İslamiyet; topluluğa, emek temeli dışında hiçbirini aşağılamadan ve hiçbirini yüceltmeden mantıklı ve adil bir bakışla bakar. Toplumun onaylaması gereken her emeğin bir karşılığı vardır. İslamiyet'ten önceki toplumlarda olduğu gibi, ya da özel olarak Kurşi (15) toplumda, içindeki Emeviler'in diğer insanları sömürdüğü gibi doğru bir toplumda işçinin aç kalıp tembel, hileci ve azmışların zenginleşmesi mümkün değildir. Doğru toplumda işçinin emeğini heder edip, çalışmayanın yeryüzü zenginliklerini götürmesi mümkün değildir. Toplumda, gereksinim ve yoksulluğun bulunduğu sefanın karşılığında bu toplumun diğer yanında mutlaka yoksulluğun olacağını kavradığından İslamiyet bireylerinin büyük çoğunluğunun yoksul olduğu bir toplumda büyük bir ısrarla sefayı yasakladığını görüyoruz.

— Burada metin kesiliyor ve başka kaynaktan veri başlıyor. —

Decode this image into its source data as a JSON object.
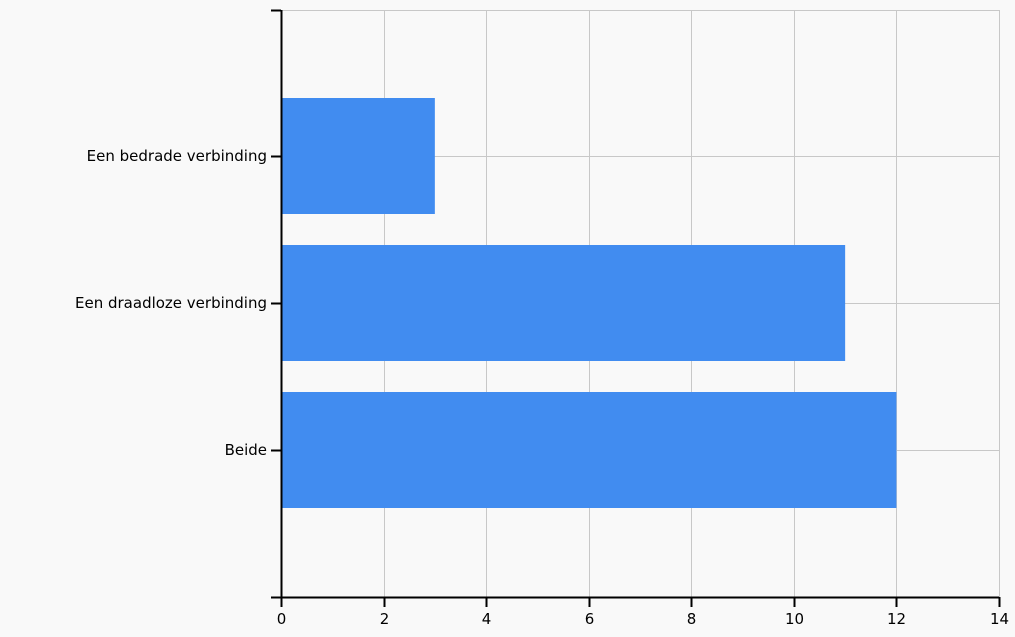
{
  "chart_data": {
    "type": "bar",
    "orientation": "horizontal",
    "title": "",
    "xlabel": "",
    "ylabel": "",
    "categories": [
      "Een bedrade verbinding",
      "Een draadloze verbinding",
      "Beide"
    ],
    "values": [
      3,
      11,
      12
    ],
    "xlim": [
      0,
      14
    ],
    "xticks": [
      0,
      2,
      4,
      6,
      8,
      10,
      12,
      14
    ],
    "grid": true,
    "legend": "none",
    "bar_color": "#418cf0",
    "grid_color": "#c8c8c8",
    "background_color": "#f9f9f9"
  }
}
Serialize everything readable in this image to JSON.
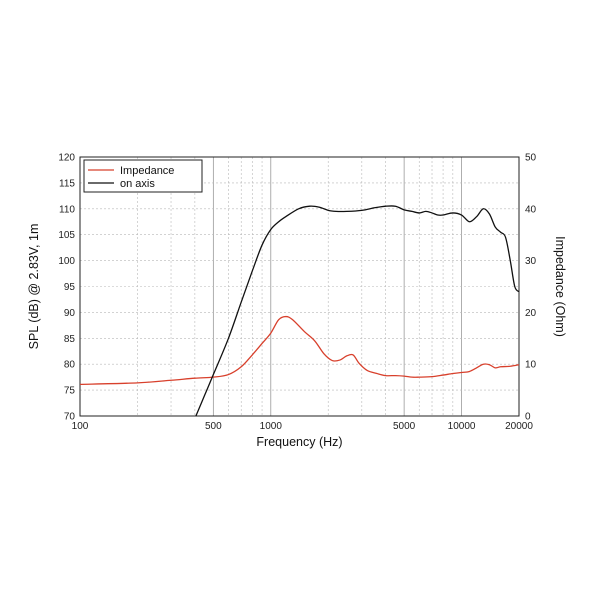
{
  "chart_data": {
    "type": "line",
    "xlabel": "Frequency (Hz)",
    "ylabel": "SPL (dB) @ 2.83V, 1m",
    "y2label": "Impedance (Ohm)",
    "x_scale": "log",
    "xlim": [
      100,
      20000
    ],
    "ylim": [
      70,
      120
    ],
    "y2lim": [
      0,
      50
    ],
    "x_ticks": [
      100,
      500,
      1000,
      5000,
      10000,
      20000
    ],
    "x_tick_labels": [
      "100",
      "500",
      "1000",
      "5000",
      "10000",
      "20000"
    ],
    "y_ticks": [
      70,
      75,
      80,
      85,
      90,
      95,
      100,
      105,
      110,
      115,
      120
    ],
    "y2_ticks": [
      0,
      10,
      20,
      30,
      40,
      50
    ],
    "grid": true,
    "legend_position": "top-left",
    "series": [
      {
        "name": "Impedance",
        "axis": "right",
        "color": "#d8402c",
        "x": [
          100,
          200,
          300,
          400,
          500,
          600,
          700,
          800,
          900,
          1000,
          1100,
          1200,
          1300,
          1500,
          1700,
          1900,
          2100,
          2300,
          2500,
          2700,
          2900,
          3200,
          3600,
          4000,
          4500,
          5000,
          5500,
          6000,
          7000,
          8000,
          9000,
          10000,
          11000,
          12000,
          13000,
          14000,
          15000,
          16000,
          18000,
          20000
        ],
        "values": [
          6.1,
          6.4,
          6.9,
          7.3,
          7.5,
          8.0,
          9.5,
          11.8,
          14.0,
          16.0,
          18.6,
          19.2,
          18.6,
          16.3,
          14.5,
          12.0,
          10.7,
          10.8,
          11.6,
          11.8,
          10.2,
          8.8,
          8.2,
          7.8,
          7.8,
          7.7,
          7.5,
          7.5,
          7.6,
          7.9,
          8.2,
          8.4,
          8.6,
          9.3,
          10.0,
          9.9,
          9.3,
          9.5,
          9.6,
          9.9
        ]
      },
      {
        "name": "on axis",
        "axis": "left",
        "color": "#111111",
        "x": [
          405,
          450,
          500,
          600,
          700,
          800,
          900,
          1000,
          1100,
          1200,
          1400,
          1600,
          1800,
          2000,
          2200,
          2500,
          3000,
          3500,
          4000,
          4500,
          5000,
          5500,
          6000,
          6500,
          7000,
          7500,
          8000,
          9000,
          10000,
          11000,
          12000,
          13000,
          14000,
          15000,
          16000,
          17000,
          18000,
          19000,
          20000
        ],
        "values": [
          70,
          74,
          78,
          85,
          92,
          98,
          103,
          106,
          107.5,
          108.5,
          110,
          110.5,
          110.3,
          109.7,
          109.5,
          109.5,
          109.7,
          110.2,
          110.5,
          110.5,
          109.8,
          109.5,
          109.2,
          109.5,
          109.2,
          108.8,
          108.8,
          109.2,
          108.8,
          107.5,
          108.5,
          110.0,
          109.0,
          106.5,
          105.5,
          104.5,
          100.0,
          95.0,
          94.0
        ]
      }
    ]
  }
}
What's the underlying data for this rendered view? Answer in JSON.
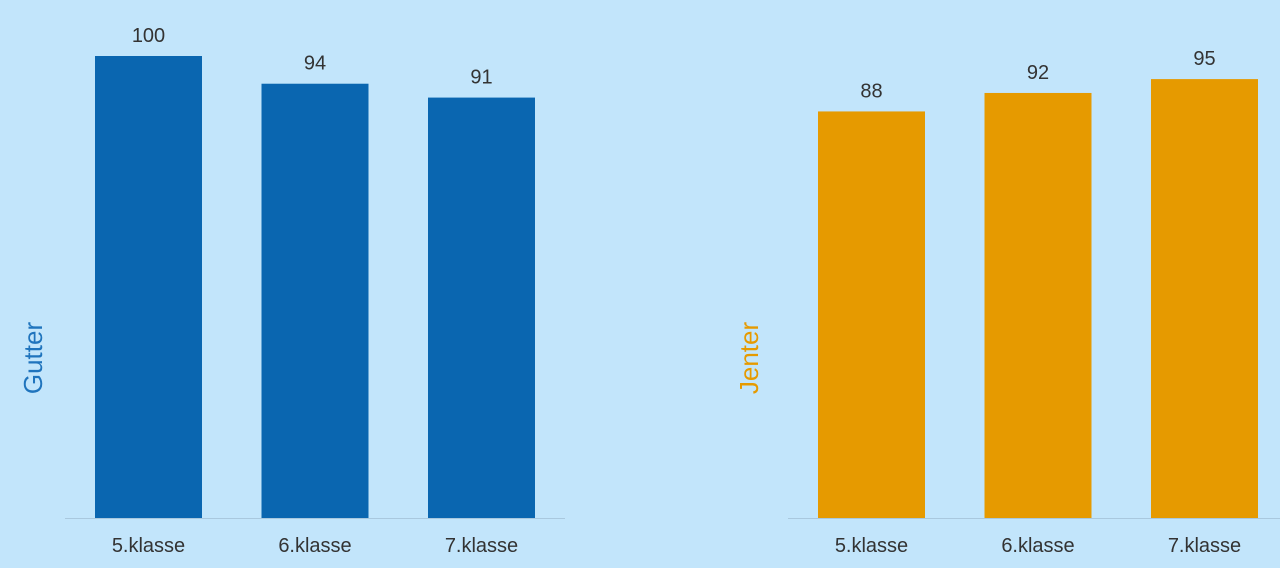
{
  "background": "#c2e5fb",
  "chart_data": [
    {
      "type": "bar",
      "series_label": "Gutter",
      "color": "#0a66b0",
      "label_color": "#1f74bd",
      "categories": [
        "5.klasse",
        "6.klasse",
        "7.klasse"
      ],
      "values": [
        100,
        94,
        91
      ],
      "data_labels": [
        "100",
        "94",
        "91"
      ],
      "ylim": [
        0,
        100
      ],
      "grid": false
    },
    {
      "type": "bar",
      "series_label": "Jenter",
      "color": "#e69a00",
      "label_color": "#e69a00",
      "categories": [
        "5.klasse",
        "6.klasse",
        "7.klasse"
      ],
      "values": [
        88,
        92,
        95
      ],
      "data_labels": [
        "88",
        "92",
        "95"
      ],
      "ylim": [
        0,
        100
      ],
      "grid": false
    }
  ]
}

Hiçbir insanın diğer bir insanı sömürme hakkı ve onuru olmayacağından, haddinden fazla sefa ve israfın da gereksinim içerisindeki bir toplumda bu sömürü olmadan olamayacağına göre, Peygamber, müsriflerin evlerini şeytan evi olarak adlandırmaktadır. İnsanları örten kafeslerden başka bir şey olarak görmemekteyim. Kuran'da ise, Yaşamı azgınlaşan nice köyü (16) helak ettik. O evleri onlardan sonra az yaşanır duruma geldi. Kuran başka bir yerde şu güzel ve garip güzelliğe sahip şu sözlerle onlara karşı savaş açmaktadır: Herhangi bir köyü helak etmek istediğimizde müsriflerine emir veririz, onlar bozguna uğratırlar söz de yerini bulur altını üstüne getiririz. Bir toplumda tekelcilik, sömürü, kesinti ve dalaverecilik adı altında toplanan sefillik ve zenginliğin, gereksinim ve bolluğun aynı yerde olmaması için İslamiyet bu sapmalara giden yolları yıkmaya çalışmaktadır. Peygamber bunlara karşı savaşmakta ve bunu günah konumuna sokmaktadır. Tekelcilik açısında da şöyle diyor: Bir şeyi tekelleştiren hatalıdır. Dalavere ve Kesinti konusunda da şu tehdidi savurarak şöyle diyor: Yeryüzünde bir şeye zulmeden yedi yer tarafından kuşatılır. Kesinti konusunda da: Bir Müslüman'ın malını haksız yere kesen Allah'ın gazabına uğrar. Diyor.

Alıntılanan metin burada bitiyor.